Practical assignment

The Microsoft Research Sentence Completion Challenge (Zweig and Burges, 2011) requires a system to
be able to predict which is the most likely word (from a set of 5 possibilities) to complete a sentence. In
the labs you have evaluated using unigram and bigram models. In this assignment you are expected to
investigate at least 2 extensions or alternative approaches to making predictions. Your solution does
not need to be novel. You might choose to investigate 2 of the following approaches or 1 of the following
approaches and 1 of your own devising.

•Tri-gram (or even quadrigram) models
•Word similarity methods e.g., using Googlenews vectors or WordNet?
•Combining n-gram methods with word similarity methods e.g., distributional smoothing?
•Using a neural language model?

In [2]:
import numpy as np
import matplotlib.pyplot as plt
import nltk
import os,random,math
import sys
import torch
import copy


training_dir="D:/Documents/Computer Science/Year 3/Semester Two/ANLE/lab2resources/lab2resources"+"/sentence-completion/Holmes_Training_Data/"
#testing_dir="D:/Documents/Computer Science/Year 3/Semester Two/ANLE/lab2resources/lab2resources/sentence-completion/testing_data.csv"
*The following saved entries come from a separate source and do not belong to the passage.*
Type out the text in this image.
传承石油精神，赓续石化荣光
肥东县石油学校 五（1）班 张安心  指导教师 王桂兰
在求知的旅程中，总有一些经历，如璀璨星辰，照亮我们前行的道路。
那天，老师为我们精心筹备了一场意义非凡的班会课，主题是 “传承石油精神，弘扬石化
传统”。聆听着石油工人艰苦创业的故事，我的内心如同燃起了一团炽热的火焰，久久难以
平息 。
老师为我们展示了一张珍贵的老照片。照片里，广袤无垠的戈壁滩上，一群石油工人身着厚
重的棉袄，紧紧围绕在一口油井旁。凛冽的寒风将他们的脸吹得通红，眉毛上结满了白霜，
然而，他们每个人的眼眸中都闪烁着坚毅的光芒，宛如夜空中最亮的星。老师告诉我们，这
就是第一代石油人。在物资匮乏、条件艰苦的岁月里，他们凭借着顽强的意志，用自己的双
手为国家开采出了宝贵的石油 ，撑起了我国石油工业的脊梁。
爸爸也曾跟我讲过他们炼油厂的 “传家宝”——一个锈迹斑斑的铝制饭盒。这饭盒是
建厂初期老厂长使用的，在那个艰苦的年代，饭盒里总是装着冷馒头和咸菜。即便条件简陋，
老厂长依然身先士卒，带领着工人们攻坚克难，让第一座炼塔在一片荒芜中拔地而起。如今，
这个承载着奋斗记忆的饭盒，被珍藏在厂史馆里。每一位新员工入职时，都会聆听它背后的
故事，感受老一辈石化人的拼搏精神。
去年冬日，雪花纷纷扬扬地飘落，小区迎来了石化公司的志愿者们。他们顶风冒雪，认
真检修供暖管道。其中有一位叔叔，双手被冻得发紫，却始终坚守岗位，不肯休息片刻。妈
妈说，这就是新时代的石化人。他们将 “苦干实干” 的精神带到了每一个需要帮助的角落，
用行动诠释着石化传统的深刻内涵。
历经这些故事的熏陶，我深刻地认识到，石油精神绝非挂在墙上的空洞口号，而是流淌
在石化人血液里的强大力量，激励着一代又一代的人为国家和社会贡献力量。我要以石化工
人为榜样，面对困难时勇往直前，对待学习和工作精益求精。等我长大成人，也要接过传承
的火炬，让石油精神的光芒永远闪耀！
We start by calling in needed libraries and setting the directories of data. We next want to read the data and format it correctly.

The files are split between training and testing data from the holmes training data set. We then gather every line in the file within two large string array for training and testing. 

In [3]:
TRAINING_DIR=os.path.dirname(training_dir) #this needs to be the parent directory for the training corpus
def get_training_testing(training_dir=TRAINING_DIR,split=0.5):
    filenames=os.listdir(training_dir)
    n=len(filenames)
    print("There are {} files in the training directory: {}".format(n,training_dir))
    #random.seed(53) #if you want the same random split every time
    random.shuffle(filenames)
    index=int(n*split)
    return(filenames[:index],filenames[index:])

def readWords(files):
    training=[]
    for afile in files: #look through each file
                #print("Processing {}".format(afile))
                try:
                    sent=""
                    with open(os.path.join(training_dir,afile)) as instream: #get each line and preprocess
                        for line in instream:
                            line=line.lower()
                            line=line.rstrip()
                            sent+=line+" " #gather each line in the array
                    
                except UnicodeDecodeError:
                    print("UnicodeDecodeError processing {}: ignoring file".format(afile))
                except PermissionError:
                    print("denied")
    sent=sent.replace("?",".").replace("!",".").replace("  "," ")
    training=sent.split(".") #get array of sentences
    try: training.remove(" ")  #remove spaces
    except ValueError: pass
    try: training.remove(' m') #remove random characters
    except ValueError: pass
    return training
train,test=get_training_testing() #get the data

print(train[0],test[0])

train_words=readWords(train) #get the train sentences
test_words=readWords(test) #get the test sentences
print(train_words[0:10],test_words[0:10])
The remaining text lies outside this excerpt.